Abstract
This work is an attempt at training a model to automate the annotation of vocal/non-vocal regions of Arab-Andalusian music recordings. A large part of this work was devoted to feature extraction and dataset creation. At the moment, only spectral features are used for training, namely mel-frequency ceptral coefficients (MFCCs). However, it yet remains to incorporate temporal MFCC features from derivatives and spectral flux values. Artificial Neural Networks (ANNs) are used for this task. The dataset that was created consists of 4 recordings from the Arab Andalusian Corpus on Dunya, totaling of 190 minutes approximately, and with the audio sections of each annotated as either vocal/instrumental.

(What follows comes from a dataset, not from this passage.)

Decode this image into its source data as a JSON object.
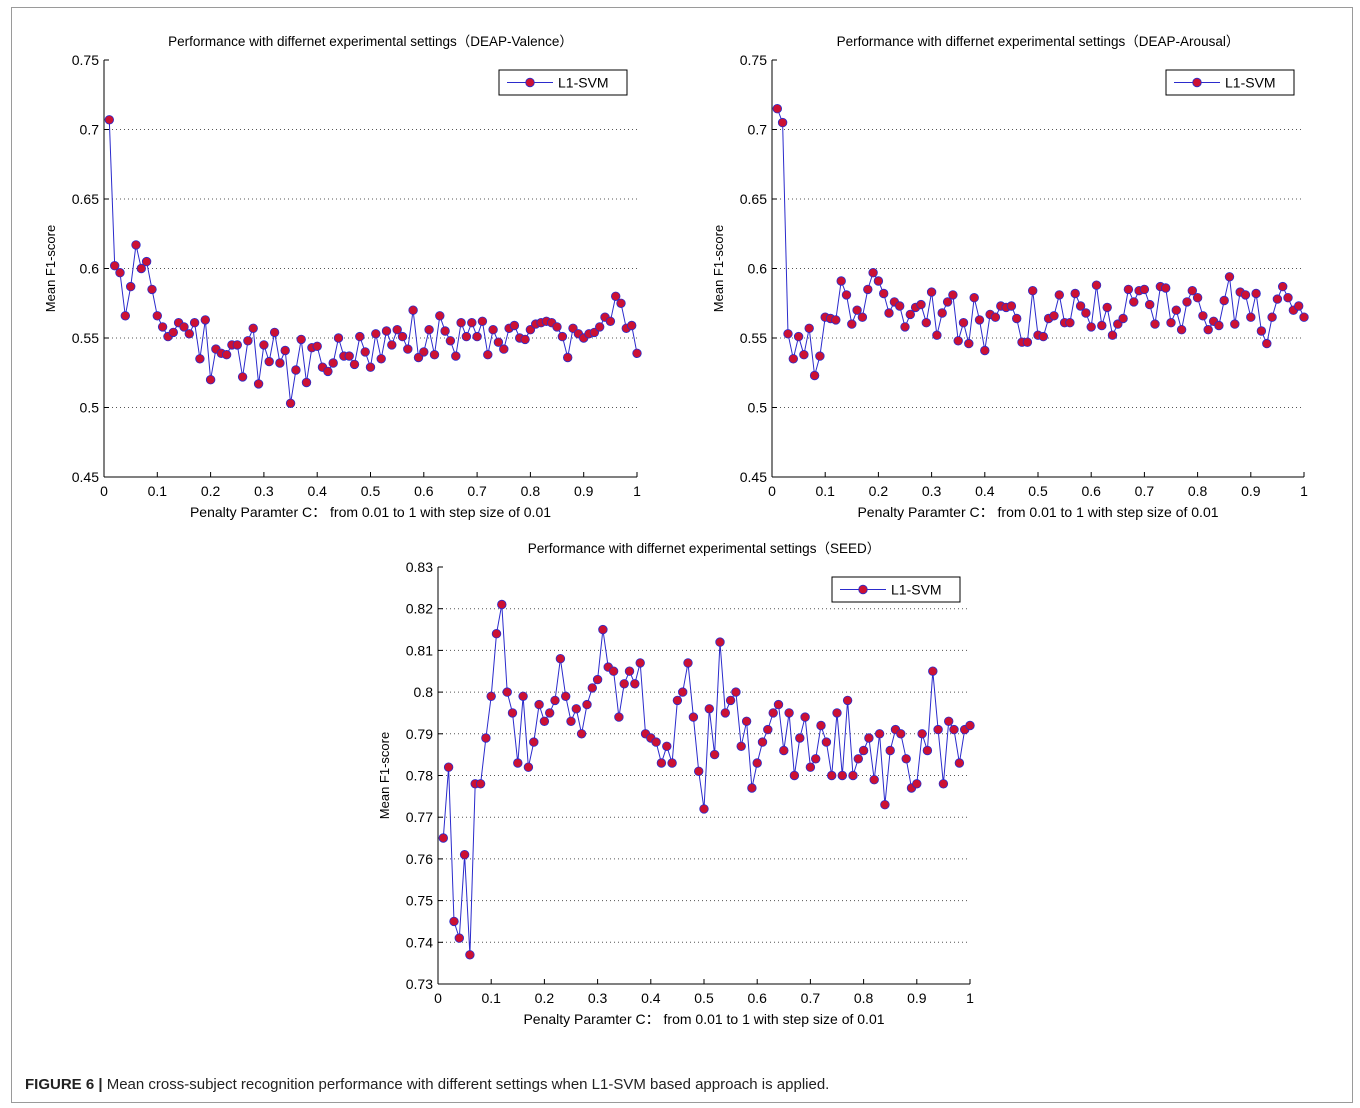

Evaluation scores obtained by using mir_eval evaluation framework
Instructions
Download Audio files:
- Download audio files from the following google drive, and copy the folder 'audio' into the cloned directory https://drive.google.com/drive/folders/1rIDcRet1MJXUqOHzSvsISyeg-dLpKze1?usp=sharing
Running the notebooks:
- The notebook kernel used is python 3.
- Several third party python packages are used, please find them in the first cell of either notebook and install them using pip. The only exception to this is essentia, where it is best to conslult the installation instructions on the website and download it as indicated for your chosen platform. https://essentia.upf.edu/documentation/installing.html
- Step 1) notebook implements the feature extraction for the dataset used for train/test, and for another example test file used in Step 2) notebook
- Step 2) involves training and testing the Artifical Neural Network.